As has been widely documented, 2015 has been a dismal year for commodities exchange traded products as investors have dumped funds with exposure to gold, silver, agriculture and energy commodities.
Gold futures and physically-backed ETFs have been pressure this year amid speculation the Federal Reserve is preparing to raise interest rates, which has pushed the dollar higher. Higher interest rates would diminish gold’s attractiveness since the precious metal does not pay interest like fixed-income assets. Investors have pulled $2.14 billion from GLD, the world’s largest gold ETF, this year. [Doubters in Gold Rally]

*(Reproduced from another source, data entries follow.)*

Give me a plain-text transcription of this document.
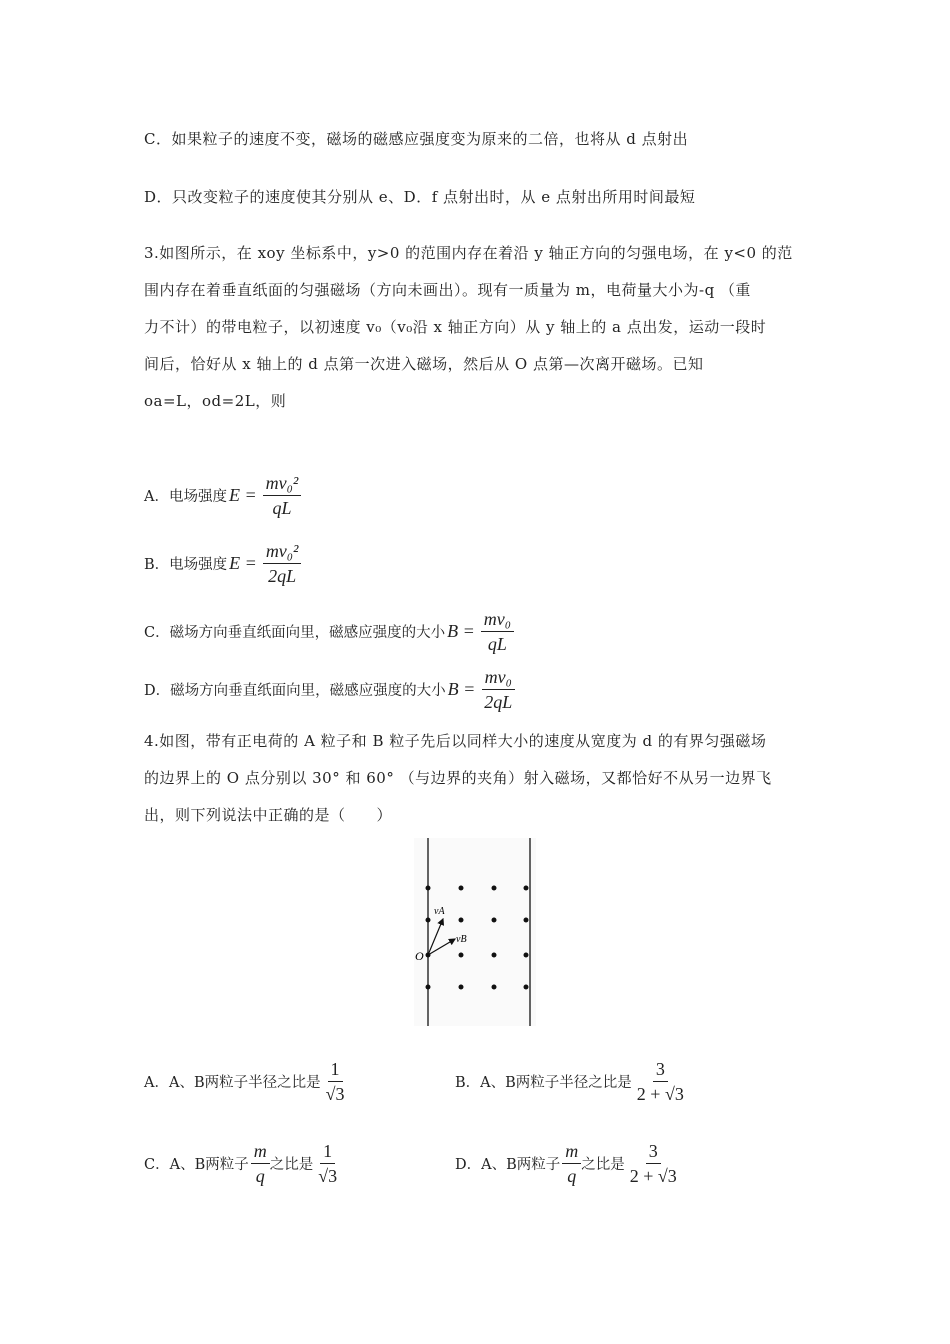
C．如果粒子的速度不变，磁场的磁感应强度变为原来的二倍，也将从 d 点射出
D．只改变粒子的速度使其分别从 e、D．f 点射出时，从 e 点射出所用时间最短
3.如图所示，在 xoy 坐标系中，y>0 的范围内存在着沿 y 轴正方向的匀强电场，在 y<0 的范
围内存在着垂直纸面的匀强磁场（方向未画出）。现有一质量为 m，电荷量大小为-q （重
力不计）的带电粒子，以初速度 v₀（v₀沿 x 轴正方向）从 y 轴上的 a 点出发，运动一段时
间后，恰好从 x 轴上的 d 点第一次进入磁场，然后从 O 点第—次离开磁场。已知
oa=L，od=2L，则
A．电场强度 $E = \frac{\text{mv₀²}}{qL}$
B．电场强度 $E = \frac{\text{mv₀²}}{2qL}$
C．磁场方向垂直纸面向里，磁感应强度的大小 $B = \frac{\text{mv₀}}{qL}$
D．磁场方向垂直纸面向里，磁感应强度的大小 $B = \frac{\text{mv₀}}{2qL}$
4.如图，带有正电荷的 A 粒子和 B 粒子先后以同样大小的速度从宽度为 d 的有界匀强磁场
的边界上的 O 点分别以 30° 和 60° （与边界的夹角）射入磁场，又都恰好不从另一边界飞
出，则下列说法中正确的是（　　）
vA
vB
O
A．A、B两粒子半径之比是 $\frac{1}{√3}$	B．A、B两粒子半径之比是 $\frac{3}{2 + √3}$
C．A、B两粒子 $\frac{m}{q}$ 之比是 $\frac{1}{√3}$	D．A、B两粒子 $\frac{m}{q}$ 之比是 $\frac{3}{2 + √3}$
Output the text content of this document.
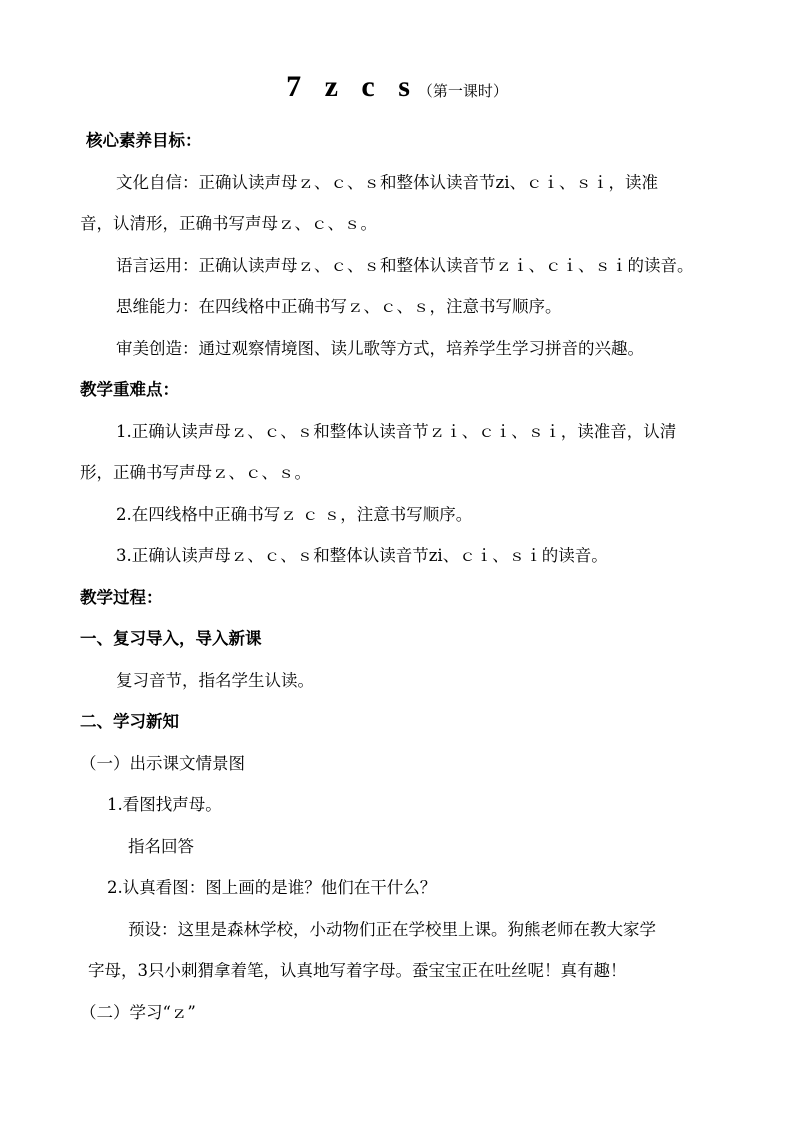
7 z c s（第一课时）
核心素养目标：
文化自信：正确认读声母ｚ、ｃ、ｓ和整体认读音节zi、ｃｉ、ｓｉ，读准
音，认清形，正确书写声母ｚ、ｃ、ｓ。
语言运用：正确认读声母ｚ、ｃ、ｓ和整体认读音节ｚｉ、ｃｉ、ｓｉ的读音。
思维能力：在四线格中正确书写ｚ、ｃ、ｓ，注意书写顺序。
审美创造：通过观察情境图、读儿歌等方式，培养学生学习拼音的兴趣。
教学重难点：
1.正确认读声母ｚ、ｃ、ｓ和整体认读音节ｚｉ、ｃｉ、ｓｉ，读准音，认清
形，正确书写声母ｚ、ｃ、ｓ。
2.在四线格中正确书写ｚ ｃ ｓ，注意书写顺序。
3.正确认读声母ｚ、ｃ、ｓ和整体认读音节zi、ｃｉ、ｓｉ的读音。
教学过程：
一、复习导入，导入新课
复习音节，指名学生认读。
二、学习新知
（一）出示课文情景图
1.看图找声母。
指名回答
2.认真看图：图上画的是谁？他们在干什么？
预设：这里是森林学校，小动物们正在学校里上课。狗熊老师在教大家学
字母，3只小刺猬拿着笔，认真地写着字母。蚕宝宝正在吐丝呢！真有趣！
（二）学习“ｚ”
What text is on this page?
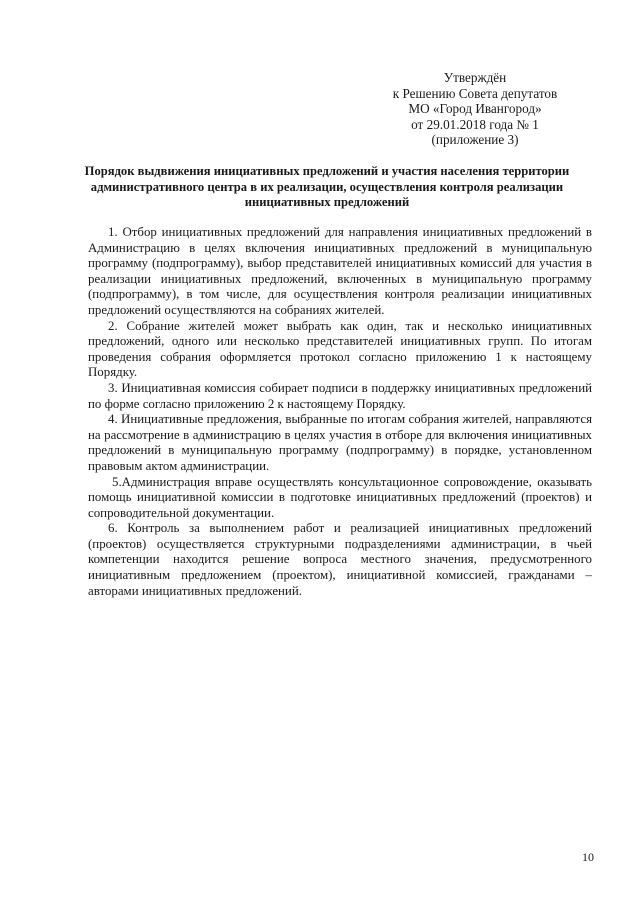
Утверждён
к Решению Совета депутатов
МО «Город Ивангород»
от 29.01.2018 года № 1
(приложение 3)
Порядок выдвижения инициативных предложений и участия населения территории
административного центра в их реализации, осуществления контроля реализации
инициативных предложений

1. Отбор инициативных предложений для направления инициативных предложений в Администрацию в целях включения инициативных предложений в муниципальную программу (подпрограмму), выбор представителей инициативных комиссий для участия в реализации инициативных предложений, включенных в муниципальную программу (подпрограмму), в том числе, для осуществления контроля реализации инициативных предложений осуществляются на собраниях жителей.

2. Собрание жителей может выбрать как один, так и несколько инициативных предложений, одного или несколько представителей инициативных групп. По итогам проведения собрания оформляется протокол согласно приложению 1 к настоящему Порядку.

3. Инициативная комиссия собирает подписи в поддержку инициативных предложений по форме согласно приложению 2 к настоящему Порядку.

4. Инициативные предложения, выбранные по итогам собрания жителей, направляются на рассмотрение в администрацию в целях участия в отборе для включения инициативных предложений в муниципальную программу (подпрограмму) в порядке, установленном правовым актом администрации.

5.Администрация вправе осуществлять консультационное сопровождение, оказывать помощь инициативной комиссии в подготовке инициативных предложений (проектов) и сопроводительной документации.

6. Контроль за выполнением работ и реализацией инициативных предложений (проектов) осуществляется структурными подразделениями администрации, в чьей компетенции находится решение вопроса местного значения, предусмотренного инициативным предложением (проектом), инициативной комиссией, гражданами – авторами инициативных предложений.

10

Heading into 2016 it would appear that opportunities with soft commodities ETFs and exchange traded notes (ETNs) are a few and far between, but selective investors could find some rewards with a surprising candidate: The iPath Dow Jones-UBS Cotton Subindex Total Return ETN (NYSEArca: BAL).

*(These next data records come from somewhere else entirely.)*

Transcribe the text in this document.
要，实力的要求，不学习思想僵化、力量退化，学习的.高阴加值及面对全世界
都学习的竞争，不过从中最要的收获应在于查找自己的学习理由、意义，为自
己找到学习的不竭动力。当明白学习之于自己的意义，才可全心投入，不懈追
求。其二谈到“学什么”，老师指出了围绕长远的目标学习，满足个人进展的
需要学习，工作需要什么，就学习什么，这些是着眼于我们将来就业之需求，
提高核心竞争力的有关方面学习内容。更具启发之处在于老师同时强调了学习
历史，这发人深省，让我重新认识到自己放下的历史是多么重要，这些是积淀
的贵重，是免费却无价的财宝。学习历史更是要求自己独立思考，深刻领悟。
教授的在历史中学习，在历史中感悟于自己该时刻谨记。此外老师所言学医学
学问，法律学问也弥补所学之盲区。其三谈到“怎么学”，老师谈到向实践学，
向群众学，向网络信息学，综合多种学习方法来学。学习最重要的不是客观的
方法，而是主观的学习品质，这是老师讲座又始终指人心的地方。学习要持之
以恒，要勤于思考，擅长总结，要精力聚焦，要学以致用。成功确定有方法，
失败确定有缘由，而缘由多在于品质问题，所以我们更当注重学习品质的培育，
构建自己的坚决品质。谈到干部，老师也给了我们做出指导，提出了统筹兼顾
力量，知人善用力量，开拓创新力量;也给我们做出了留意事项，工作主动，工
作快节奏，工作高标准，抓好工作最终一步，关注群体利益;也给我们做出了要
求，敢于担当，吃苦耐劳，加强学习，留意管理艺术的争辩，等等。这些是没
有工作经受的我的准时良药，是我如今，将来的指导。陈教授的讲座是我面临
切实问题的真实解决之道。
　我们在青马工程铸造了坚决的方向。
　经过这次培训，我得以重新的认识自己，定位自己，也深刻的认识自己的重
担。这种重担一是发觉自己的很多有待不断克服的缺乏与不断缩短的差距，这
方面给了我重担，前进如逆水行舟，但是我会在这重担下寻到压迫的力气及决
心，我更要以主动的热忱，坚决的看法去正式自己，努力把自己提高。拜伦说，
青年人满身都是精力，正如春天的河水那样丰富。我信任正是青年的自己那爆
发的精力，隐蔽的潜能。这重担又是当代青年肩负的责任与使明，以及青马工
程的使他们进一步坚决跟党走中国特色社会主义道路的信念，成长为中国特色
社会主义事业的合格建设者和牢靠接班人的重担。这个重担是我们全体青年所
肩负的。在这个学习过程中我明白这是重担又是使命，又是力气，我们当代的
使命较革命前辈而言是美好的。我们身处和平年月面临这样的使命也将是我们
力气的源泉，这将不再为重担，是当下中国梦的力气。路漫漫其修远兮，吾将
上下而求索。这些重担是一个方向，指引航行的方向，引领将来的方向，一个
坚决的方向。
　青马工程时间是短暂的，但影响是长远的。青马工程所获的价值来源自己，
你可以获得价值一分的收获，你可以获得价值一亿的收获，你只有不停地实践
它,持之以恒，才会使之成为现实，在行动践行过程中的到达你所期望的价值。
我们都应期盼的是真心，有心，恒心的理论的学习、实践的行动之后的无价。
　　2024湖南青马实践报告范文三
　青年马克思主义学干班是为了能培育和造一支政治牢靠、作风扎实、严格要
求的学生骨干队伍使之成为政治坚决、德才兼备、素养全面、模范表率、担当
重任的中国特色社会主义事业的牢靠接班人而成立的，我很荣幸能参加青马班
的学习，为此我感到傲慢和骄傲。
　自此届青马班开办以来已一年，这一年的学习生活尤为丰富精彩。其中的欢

BAL has proven plenty resilient in 2015, soaring 3.3% as other commodities ETFs have tumbled and that is in the face of record cotton harvests and a rising dollar. Harvests are expected to exceed demand for the fifth straight year as subdued global growth weighs on consumption. The International Monetary Fund downwardly revised global growth to 3.4% from 3.7% in April, the Wall Street Journal reports. Cotton prices are sensitive to economic data since demand is tied to consumer spending on basic items like apparel, bed sheets and towels.